Question

The dimension of $\left(\mu_{0} \in_{0}\right)^{-1 / 2}$ are :

• A. $[L^{-1} T] $
• B. $[L T^{-1}] $
• C. $[L^{1/2} T^{1 /2}]$
• D. $[L^{1/2} T^{- 1/2}]$

Answer 1

The Correct Option is B

To determine the dimensions of the expression $\left(\mu_{0} \epsilon_{0}\right)^{-1 / 2}$, we need to understand the dimensions of each component involved: $\mu_{0}$ and $\epsilon_{0}$. Here, $\mu_{0}$ is the permeability of free space, and $\epsilon_{0}$ is the permittivity of free space.

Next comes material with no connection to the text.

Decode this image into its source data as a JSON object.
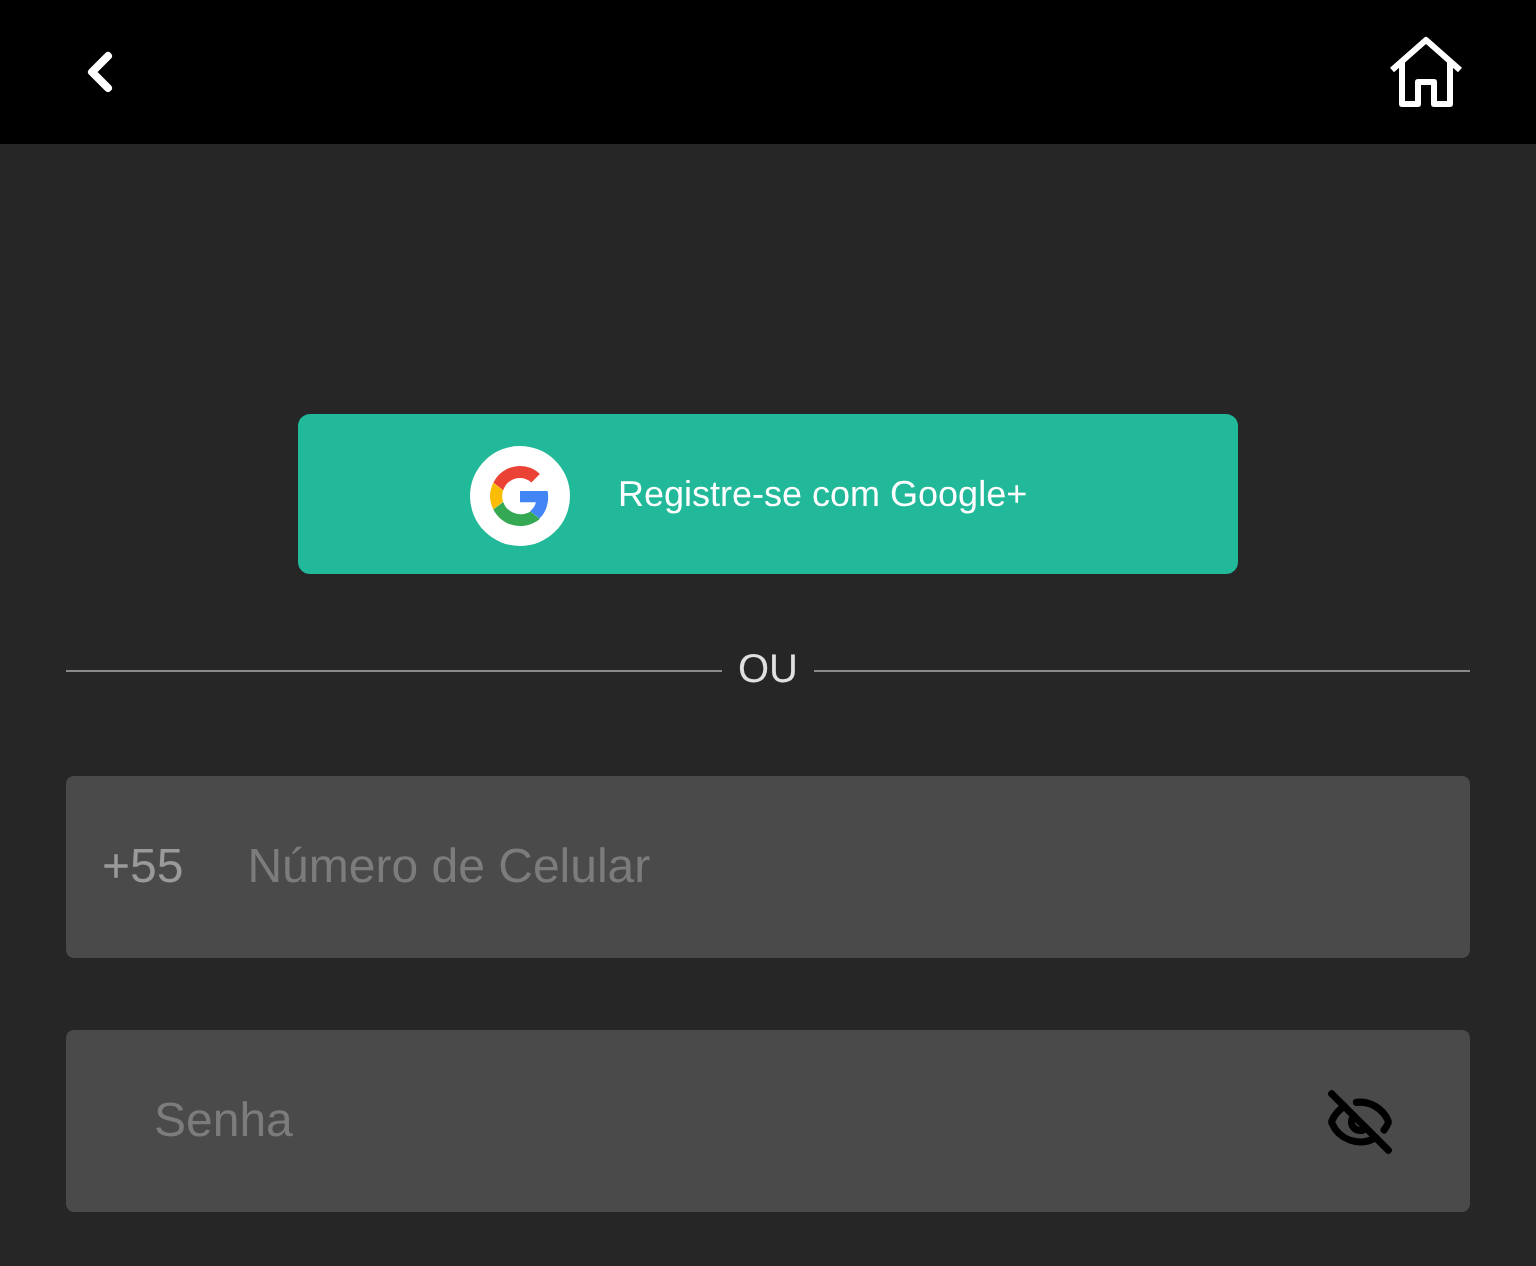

1. The dimensional formula for the permeability of free space $\mu_{0}$ is $[M L T^{-2} A^{-2}]$.
2. The dimensional formula for the permittivity of free space $\epsilon_{0}$ is $[M^{-1} L^{-3} T^{4} A^{2}]$.
3. Now, we calculate the dimensional formula for their product:
   \[ \mu_{0} \epsilon_{0} = [M L T^{-2} A^{-2}] \cdot [M^{-1} L^{-3} T^{4} A^{2}] = [L^{-2} T^{2}] \]
4. Next, we find the dimensional formula for the expression \(\left(\mu_{0} \epsilon_{0}\right)^{-1 / 2}\):
   \[ \left(\mu_{0} \epsilon_{0}\right)^{-1 / 2} = [L^{-2} T^{2}]^{-1/2} = [L T^{-1}] \]

Therefore, the dimensional formula of $\left(\mu_{0} \epsilon_{0}\right)^{-1 / 2}$ is $[L T^{-1}]$.

This matches with the correct option: $[L T^{-1}]$, making it the right answer.